If I were the Flying Spaghetti Monster, I would mandate that No Vehicle Shall Travel Faster than 20mph Within City Limits. I *might* make an exception for freeways, but then again, I might not. Below 20mph, the likelihoood of a pedestrian hit by a car dying is almost nothing (less than 2%); above 20mph, that likelihood goes up exponentially. None of this is really a question of “Gee what’s the answer?” We know the answer, but the political will is not there to make it happen.
http://transalt.org/issues/speeding
As an workplace safety professional, I do not understand why we do not approach these with the same thought process I take to any safety problem. It starts with removing the hazard all the way down to your clothing.
1. Substitution: get everyone on bikes! yeah, that’s not going to happen. Next.
2. Engineering: Separate cars from bikes and peds. This is always more costly than any other solution. I think the 17th Ave path in SE from the transit bridge is a great example. It keeps bikes and cars moving with little interaction. Ideally, most arterial roads would have cycle tracks that would function to separate the hazard (cars) from bikes.
3. Training: everyone needs this, bikes, commercial drivers, passenger vehicles. When everyone has the same expectations, it is much easier to get around. Also, when you mess up, more training.
4. Administrative controls: This is where most of Portland’s “infrastructure” falls. Bike boxes, signs, bike lanes all hinge on the assumption that people are going to obey them and the law. If people (both bikes and cars) do not stay in the lane or pay attention, there is the potential for an accident. If I was to walk into an industrial environment with hazardous chemicals and they told me they put up signs that said “Don’t breath too deeply when working with this chemical” rather than putting in vans to remove the hazard, I would cite them immediately. We need to hold our transportation infrastructure to the same standard.
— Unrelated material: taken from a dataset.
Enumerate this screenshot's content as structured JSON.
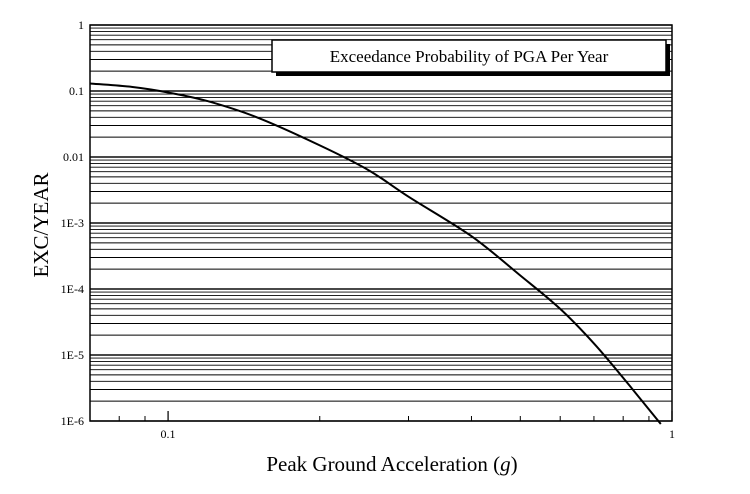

5. Personal protective equipment: Being seen as a bike rider is huge. Lights, reflective vests, and helmets are all part of a safe operation of a bike. When all the above fail, this is the last resort. Implementing helmet laws is similar to telling a diver they don’t need training, just scuba equipment to dive.
It all goes hand in hand to create a safer riding experience for everyone.
Why rule out ‘Substitution’ so quickly? Getting MORE people on bikes should be one of our top priorities.